Une bonne part des personnages garreliens sont des spectres. A côté d’eux demeurent les vivants, inaptes à se défaire de l’emprise des morts, et par là même réduits à l’inaction. La dernière fois, c’était Louis Garrel dans Les Amants réguliers, que deux spectres finissaient par tuer – Mai 68 et une jeune femme qui s’évaporait peu à peu de sa vie. Avec La Frontière de l’aube, pour la première fois, le spectre est vivant, et, comme dans un film fantastique, il revient pour engloutir le héros. Le fantôme c’est Laura Smet (au visage peu mobile, monolithe taillé dans le marbre qui fait à la fois l’étrangeté et la limite de son jeu), une actrice du nom de Carole, qui au premier tiers du film se tue, non sans avoir au préalable noué une intense relation amoureuse avec François (Louis Garrel). Débarque une nouvelle femme (Eve, jouée par Clémentine Poidatz), plus concrète, qui sort un temps François de l’abîme. Mais aussi morte soit-elle, Carole est toujours là, guettant derrière le miroir, investissant les rêves.

Pour nous conter cette histoire, le cinéaste revient avec un noir et blanc d’outre-tombe (d’outre-années 70) comme si la figure qui l’inspire (Jean Seberg), s’était définitivement arrêtée dans le temps (Les Hautes solitudes du même Garrel, véritable « document » sur le visage de l’actrice), n’avait d’existence que cette image figée pour toujours, spectrale, immatérielle et pourtant capable des injonctions les plus impérieuses (« rejoins-moi » dit-elle). On a beaucoup entendu à Cannes, où La Frontière de l’aube fut très mal reçu, que le film était passéiste, qu’il vivait dans un rêve d’antan, dans une posture aussi morbide qu’anachronique. C’est ne rien comprendre au film, ne pas voir que depuis son autisme, Garrel questionne le réel, ce qui devrait être (les idéaux perdus), ce qui a été.
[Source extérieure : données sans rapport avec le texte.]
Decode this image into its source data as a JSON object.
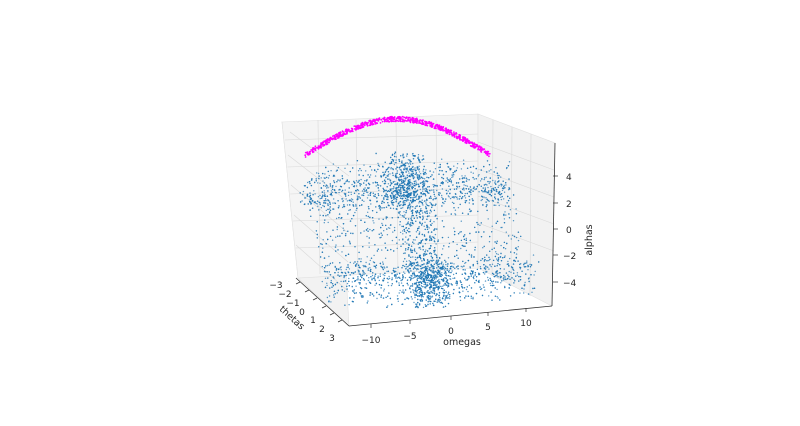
{
  "chart_data": {
    "type": "scatter",
    "projection": "3d",
    "title": "",
    "xlabel": "thetas",
    "ylabel": "omegas",
    "zlabel": "alphas",
    "xlim": [
      -3.3,
      3.3
    ],
    "ylim": [
      -13,
      13
    ],
    "zlim": [
      -5.5,
      5.5
    ],
    "xticks": [
      "−3",
      "−2",
      "−1",
      "0",
      "1",
      "2",
      "3"
    ],
    "yticks": [
      "−10",
      "−5",
      "0",
      "5",
      "10"
    ],
    "zticks": [
      "−4",
      "−2",
      "0",
      "2",
      "4"
    ],
    "grid": true,
    "legend": "none",
    "series": [
      {
        "marker": "dot",
        "color": "#1f77b4",
        "surface": "alpha ≈ −g·sin(theta) shaped cloud",
        "x_range": [
          -3.14,
          3.14
        ],
        "y_range": [
          -13,
          13
        ],
        "z_range": [
          -5,
          5
        ]
      },
      {
        "marker": "dot",
        "color": "#ff00ff",
        "note_x_range": [
          -3.14,
          3.14
        ],
        "z_value": 5
      }
    ],
    "colors": {
      "primary_points": "#1f77b4",
      "highlight_points": "#ff00ff"
    }
  }
}
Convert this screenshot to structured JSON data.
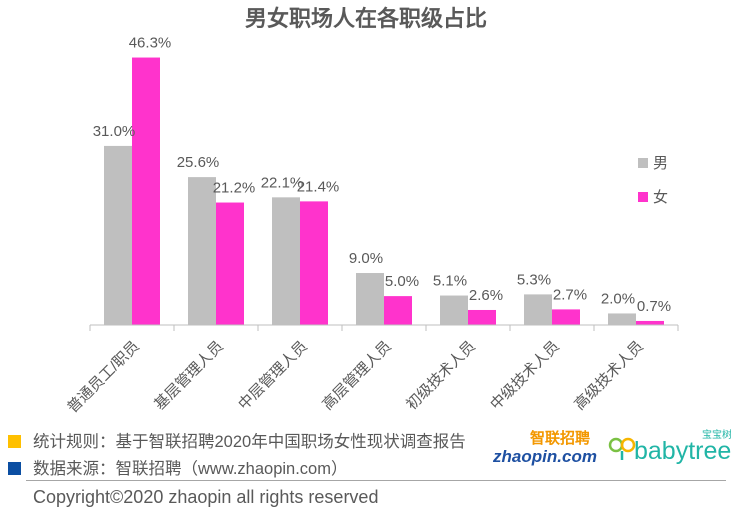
{
  "chart_data": {
    "type": "bar",
    "title": "男女职场人在各职级占比",
    "categories": [
      "普通员工/职员",
      "基层管理人员",
      "中层管理人员",
      "高层管理人员",
      "初级技术人员",
      "中级技术人员",
      "高级技术人员"
    ],
    "series": [
      {
        "name": "男",
        "values": [
          31.0,
          25.6,
          22.1,
          9.0,
          5.1,
          5.3,
          2.0
        ],
        "color": "#bfbfbf"
      },
      {
        "name": "女",
        "values": [
          46.3,
          21.2,
          21.4,
          5.0,
          2.6,
          2.7,
          0.7
        ],
        "color": "#ff33cc"
      }
    ],
    "value_suffix": "%",
    "ylim": [
      0,
      50
    ],
    "legend_position": "right",
    "grid": false
  },
  "notes": {
    "rule_label": "统计规则：基于智联招聘2020年中国职场女性现状调查报告",
    "source_label": "数据来源：智联招聘（www.zhaopin.com）",
    "rule_color": "#ffc000",
    "source_color": "#0b4ea2"
  },
  "logos": {
    "zhaopin_top": "智联招聘",
    "zhaopin_bottom": "zhaopin.com",
    "babytree_top": "宝宝树",
    "babytree_bottom": "babytree"
  },
  "copyright": "Copyright©2020 zhaopin all rights reserved"
}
Il ne fait aucun doute que parmi les films cannois, le film est aussi politique, sinon plus, que d’autres qui s’affichent comme tels (Gomorra, Entre les murs pour ne citer qu’eux). Une manière de politique elle-même spectrale, portée non par un idéal vitaliste mais profondément marquée par l’échec, le renoncement, le KO de personnages battus à plate couture.

Rien de larmoyant ici, pourtant, plutôt une dureté, une méchanceté même dans sa manière de faire mourir la jeunesse (Louis Garrel comme héritier de son père) qui est, à l’instar de ce noir et blanc d’outre-tombe (plutôt que passéiste) une façon de résister, de freiner des quatre fers devant une époque jugée irrecevable. On aurait tôt fait alors de classer Garrel parmi les réacs, ce qui serait un tort. Car derrière la tristesse du film, sa profonde neurasthénie, sommeille une rage à la fois naïve et lucide qui voudrait réveiller le spectateur, comme en témoigne la violence de la conclusion du film qui, d’une manière ou d’une autre, nous force à questionner nos propres (dés)engagements.